A research team used NASA's orbiting Chandra X-Ray Observatory to study 26 clusters of galaxies at distances between one billion and 10 billion light years from Earth. It found new support for the existence of "dark energy," a mysterious force that may be pushing the universe apart.
Study leader Steven Allen of the University of Cambridge told a NASA briefing yesterday that the dark energy appears to behave much like what Einstein dubbed the "cosmological constant," a fudge factor he included in his general theory of relativity in 1917 as a sort of antigravity to keep the universe from collapsing under its own weight.
Later, after astronomers found the universe to be expanding, Einstein called the cosmological constant his greatest blunder. But theorists have been taking a new look at it since 1998, when astronomers found evidence of a repulsive counterpart to gravity in studies of distant exploding stars called supernovae. Researchers also have found evidence for dark energy in close scrutiny of the microwave background radiation left over from the very early universe.
The Chandra study provides another line of evidence. The satellite can detect hot gas in galaxy clusters, allowing scientists to estimate the amount of normal matter and hidden, or dark, matter in a cluster. The distance to the cluster can be derived from that ratio, Allen said, and gives a yardstick for assessing how the universe has been growing over time. The Chandra team was able to show that the universe's expansion, which had been slowing, began to speed up about six billion years ago.
While the observed quickening is real, the nature of dark energy is unknown.

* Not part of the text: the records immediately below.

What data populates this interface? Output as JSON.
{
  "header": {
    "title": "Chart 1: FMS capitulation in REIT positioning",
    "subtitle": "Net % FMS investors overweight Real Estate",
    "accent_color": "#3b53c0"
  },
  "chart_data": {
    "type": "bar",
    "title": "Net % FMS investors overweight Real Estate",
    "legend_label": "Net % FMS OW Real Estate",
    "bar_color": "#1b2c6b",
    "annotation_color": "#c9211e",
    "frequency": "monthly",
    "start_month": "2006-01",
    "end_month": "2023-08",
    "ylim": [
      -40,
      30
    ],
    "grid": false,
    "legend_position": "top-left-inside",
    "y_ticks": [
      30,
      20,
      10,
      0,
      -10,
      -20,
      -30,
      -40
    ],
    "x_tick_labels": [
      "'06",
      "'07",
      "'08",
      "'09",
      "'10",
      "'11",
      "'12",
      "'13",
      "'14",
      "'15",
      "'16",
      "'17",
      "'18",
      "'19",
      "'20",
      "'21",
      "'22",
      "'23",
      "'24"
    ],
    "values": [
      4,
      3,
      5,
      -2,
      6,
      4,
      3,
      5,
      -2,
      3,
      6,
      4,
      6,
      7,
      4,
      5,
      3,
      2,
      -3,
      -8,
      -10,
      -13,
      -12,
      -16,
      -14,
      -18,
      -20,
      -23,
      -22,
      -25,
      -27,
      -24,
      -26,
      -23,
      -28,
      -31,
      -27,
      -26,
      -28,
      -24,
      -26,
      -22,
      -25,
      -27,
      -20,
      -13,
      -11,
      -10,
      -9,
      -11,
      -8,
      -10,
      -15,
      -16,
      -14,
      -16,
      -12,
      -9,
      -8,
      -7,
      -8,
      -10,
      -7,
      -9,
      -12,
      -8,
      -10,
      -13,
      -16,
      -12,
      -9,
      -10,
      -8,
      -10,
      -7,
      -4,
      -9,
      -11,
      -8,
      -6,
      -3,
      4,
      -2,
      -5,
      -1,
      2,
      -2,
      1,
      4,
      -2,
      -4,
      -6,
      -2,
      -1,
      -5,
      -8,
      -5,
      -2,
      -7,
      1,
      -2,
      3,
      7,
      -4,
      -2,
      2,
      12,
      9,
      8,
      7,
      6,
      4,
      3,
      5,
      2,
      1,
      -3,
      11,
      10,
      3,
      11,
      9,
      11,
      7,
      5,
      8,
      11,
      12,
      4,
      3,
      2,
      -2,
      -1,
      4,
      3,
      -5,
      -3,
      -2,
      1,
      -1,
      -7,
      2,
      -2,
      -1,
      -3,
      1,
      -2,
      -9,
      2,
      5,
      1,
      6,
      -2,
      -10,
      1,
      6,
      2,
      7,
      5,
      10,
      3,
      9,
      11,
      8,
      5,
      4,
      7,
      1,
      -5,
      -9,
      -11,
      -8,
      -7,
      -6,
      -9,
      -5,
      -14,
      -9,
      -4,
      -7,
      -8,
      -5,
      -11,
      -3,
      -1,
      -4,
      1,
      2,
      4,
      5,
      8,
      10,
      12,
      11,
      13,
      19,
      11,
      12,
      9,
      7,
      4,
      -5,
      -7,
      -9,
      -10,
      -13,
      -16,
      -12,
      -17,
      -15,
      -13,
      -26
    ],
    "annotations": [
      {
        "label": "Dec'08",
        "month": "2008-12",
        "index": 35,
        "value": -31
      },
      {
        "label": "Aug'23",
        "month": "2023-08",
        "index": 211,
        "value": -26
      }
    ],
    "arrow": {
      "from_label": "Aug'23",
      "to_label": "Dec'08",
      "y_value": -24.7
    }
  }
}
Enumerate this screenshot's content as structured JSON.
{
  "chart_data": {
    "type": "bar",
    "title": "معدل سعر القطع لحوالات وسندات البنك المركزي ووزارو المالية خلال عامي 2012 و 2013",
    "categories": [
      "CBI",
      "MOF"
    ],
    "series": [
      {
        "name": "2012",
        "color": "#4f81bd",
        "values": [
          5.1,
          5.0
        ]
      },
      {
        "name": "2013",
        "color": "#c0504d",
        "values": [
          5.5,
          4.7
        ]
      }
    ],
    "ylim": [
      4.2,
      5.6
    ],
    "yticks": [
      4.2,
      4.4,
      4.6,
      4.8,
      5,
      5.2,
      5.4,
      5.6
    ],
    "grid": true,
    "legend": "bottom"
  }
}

Theorists also debate whether it could become stronger or weaker. If it were to strengthen, University of Chicago astrophysicist Michael S. Turner said, it could mean the universe eventually will tear itself apart in a violent "big rip." If it were to weaken, gravity would predominate and cause the cosmos to collapse in a "big crunch."
But if dark energy density is unchanging or changing slowly - as the available data now suggest - it would mean a more gentle expansion as galaxies move farther and farther apart. Within about 100 billion years, Turner said, only a few hundred galaxies would be visible from Earth. "It will be a very lonely place," he said.
But Turner cautioned that dark energy may not be the final answer. It is possible, he said, scientists simply do not understand all there is to know about gravity. It may be, he said, that "the universe is teaching us a lesson about how to go beyond Einstein's theory."